All these projects changed no more than a hundred lines of the parent
Bitcoin fork. During 2012 cryptocurrencies started making deeper changes
in the code, using proof-of-stake instead of proof-of-work (PPCoin, NovaCoin, PeerCoin).
But still no cryptocurrency took more than a month of work to be
programmed, since there was no business model that could pay for the
development of entire new codebases.   Pre-mining was seen as a scam
rather than an investment in the development team, since no profound
innovation had been achieved and no codebase had been started from
scratch.
The first non-Bitcoin based currencies were created during 2013 (Ripple, Nxt, MasterCoin, Counterparty). Three promising new cryptocurrencies will be launched during 2014:  NimbleCoin, BitSharses and Ethereum.
With the exception of NimbleCoin, all non-Bitcoin based currencies
adopted either an IPO business model or the pre-mine business model to
pay the founders and support the development after launch. NimbleCoin
seems to be the only one that still tries to bootstrap based on an
equal opportunity for all members of the community. Some of these
currencies (often called “2.0″) add new features not related to
payments: Smart contracts, betting, prediction markets, shares,
distributed exchanges, user defined assets, contracts for difference,
dividends, Decentralized Autonomous Organizations (DAOs), distributed
storage and gaming. Innovation seems to have been primary directed to
provide a more extensible cryptocurrency and more features. Nevertheless
this may not be what users require today. To be accepted world-wide,
users will demand cryptocurrencies to satisfy their everyday needs in
term of usability.

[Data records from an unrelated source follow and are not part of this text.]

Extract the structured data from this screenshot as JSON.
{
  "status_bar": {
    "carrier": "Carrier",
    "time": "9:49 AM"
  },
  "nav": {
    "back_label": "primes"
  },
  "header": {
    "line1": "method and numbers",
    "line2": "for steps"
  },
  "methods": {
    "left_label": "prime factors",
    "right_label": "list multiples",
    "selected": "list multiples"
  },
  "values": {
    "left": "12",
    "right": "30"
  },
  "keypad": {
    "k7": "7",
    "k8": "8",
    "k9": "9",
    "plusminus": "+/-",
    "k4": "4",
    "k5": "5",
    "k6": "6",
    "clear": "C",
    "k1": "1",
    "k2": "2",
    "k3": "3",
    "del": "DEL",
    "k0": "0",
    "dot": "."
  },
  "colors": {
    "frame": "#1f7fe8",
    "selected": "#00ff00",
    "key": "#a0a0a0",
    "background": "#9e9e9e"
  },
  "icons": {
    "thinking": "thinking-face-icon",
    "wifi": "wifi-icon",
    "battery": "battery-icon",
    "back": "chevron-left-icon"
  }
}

They will demand the cryptocurrency to allow them buy
some croissants in the local shop with a standard smartphone in a few
seconds so they can keep walking without even worrying about transaction
confirmation time. Also, considering the deflationary properties of
Bitcoin, and the expected rise in fees, users will soon demand lower
transaction fees, which is also strongly tied to better scalability and
lower mining energy waste. Energy efficiency will also be demanded for
ecological reasons. More experience users will demand higher transaction
privacy and more politicized users will demand higher decentralization.
As I see the ecosystem right now, these are the main improvements users
will demand, more than any new embedded financial instrument. Here is
my wish list in order of importance:

  1. More merchants accepting the coins (specially retail stores)
  2. Lower price volatility
  3. Faster payment confirmations
  4. Lower fees (more transactions per second)
  5. Less energy waste in mining
  6. More decentralized
  7. More private
  8. More features
  9. More extensible

It’s interesting that the two last innovation areas, which in my
opinion are the less solicited by the general public, are the ones where
most money and time has been invested. This may be because they are the
most “geeky” and futuristic use cases. To summarize I present diagram
with the current roads to innovation in cryptocurrencies. Bitcoin it is a
very well-balanced and conservative design and it’s plotted right in
the middle. I tried to plot how the current and past cryptocurrencies
have positioned themselves in the innovation landscape. In each category
I have chosen the most innovative ones and highlighted the best
cryptocurrency (IMHO). Note that Ripple is not part of the comparison
because it still relies on private servers and so it has an unfair
advantage. If it were truly open and yet secure, it will probably win in
most categories. Also note that faster payments confirmations is not
equal to lower block intervals: certain coins with low block intervals
have greater confirmation times because of stale block rate and frequent
chain undoes (such as Quark). When comparing new features, I’m
comparing cryptocurrencies with the features built-in and supported by
the core development team. Ethereum can emulate practically every
feature, but special scripts must be developed and maintained for each
feature added, so it wasn’t chosen in that category. There is another
category I haven’t included because it has too few members, which is
“More Security”. It comprises mainly the GHOST protocol.

Open your free digital wallet here to store your cryptocurrencies in a safe place.

Satoshi
urlhttpgraphics8.nytimes.comimages20140122businessdbpix marc andreessendbpix marc andreessen articleInline

Why Bitcoin Matters

(NYTimes.com) A mysterious new technology emerges, seemingly out of nowhere, but actually the result of two decades of intense research and development by nearly anonymous researchers.Political idealists project visions of liberation and revolution onto it; establishment elites heap contempt and scorn on it.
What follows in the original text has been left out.